When modeling or transforming data with MATE or a third-party orchestrator, the zero-copy-clone of the production database provides actual, unchanged data for your dev or feature branch database. However, if the development work you want to do is modify data ingestion, just cloning is not helpful since the jobs that bring in new, modified data don't run by default.

Consider a typical ingestion job here for Stitch:

pipelines/includes/local_includes/stitch-jobs/my_stitch_job.yml
"My Stitch Job":
  extends:
    - .agent_tag
    - .should_run_ingestion
  stage: "My Stage"
  image: $DATAOPS_STITCH_RUNNER_IMAGE
  variables:
    STITCH_ACTION: START
    STITCH_SOURCE_ID: XXXX
    STITCH_ACCESS_TOKEN: DATAOPS_VAULT(XXXX)
    JOB_NAME: my_stitch_job # Not used inside the job, but used to match FORCE_INGESTION
  script:
    - /dataops
  icon: ${STITCH_ICON}

Given the presence of the .should_run_ingestion base job, the default behavior in a development or feature branch is to skip ingestion and rely on the data provided by zero-copy-clone.

If you want to run ingestion in your dev or feature branch, then the variable FORCE_INGESTION can be used. When set as part of a pipeline execution run, the pipeline will run the job with the $JOB_NAME variable matching the FORCE_INGESTION variable.

note

You can use the execution variable FORCE_ALL_INGESTION to run all the ingestion jobs. See Pipeline Parameters for more information.

The following image shows a typical pipeline execution run that occurs on development or a feature branch but not on production or QA:

pipeline-execution !!shadow!!

This run results in a pipeline where a job hasn't been selected, as follows:

pipeline-with-job-not-selected !!shadow!!

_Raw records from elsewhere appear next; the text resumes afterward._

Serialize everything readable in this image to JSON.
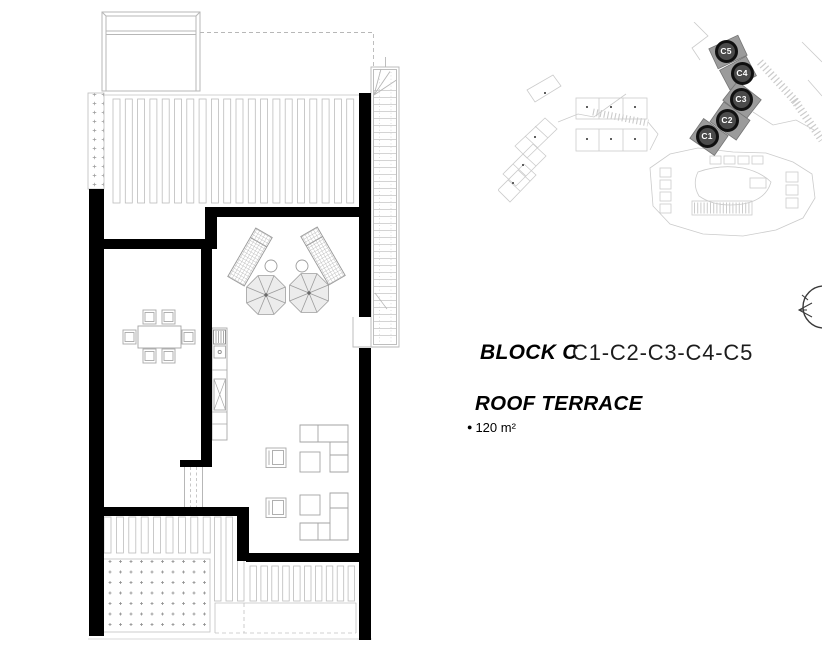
{
  "header": {
    "block_label": "BLOCK C",
    "units_label": "C1-C2-C3-C4-C5",
    "room_label": "ROOF TERRACE",
    "area_bullet": "●",
    "area_label": "120 m²"
  },
  "site_plan": {
    "badges": [
      {
        "id": "c1",
        "label": "C1"
      },
      {
        "id": "c2",
        "label": "C2"
      },
      {
        "id": "c3",
        "label": "C3"
      },
      {
        "id": "c4",
        "label": "C4"
      },
      {
        "id": "c5",
        "label": "C5"
      }
    ],
    "colors": {
      "badge_ring": "#101010",
      "badge_fill": "#4b4b4b",
      "badge_text": "#ffffff",
      "highlighted_building": "#9b9b9b",
      "site_outline": "#cbcbcb"
    }
  },
  "floor_plan": {
    "colors": {
      "wall": "#000000",
      "thin_line": "#b7b7b7"
    }
  },
  "icons": {
    "compass": "north-arrow-icon",
    "bullet": "bullet-icon"
  }
}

Setting the FORCE_INGESTION pipeline execution variable, as shown in the first image below, results in a pipeline where a job has been selected, as demonstrated in the second image:

pipeline-with-job-selected !!shadow!!

pipeline-with-job-selected-1 !!shadow!!

In summary, the ingestion job ran even though this was not a production or qa pipeline.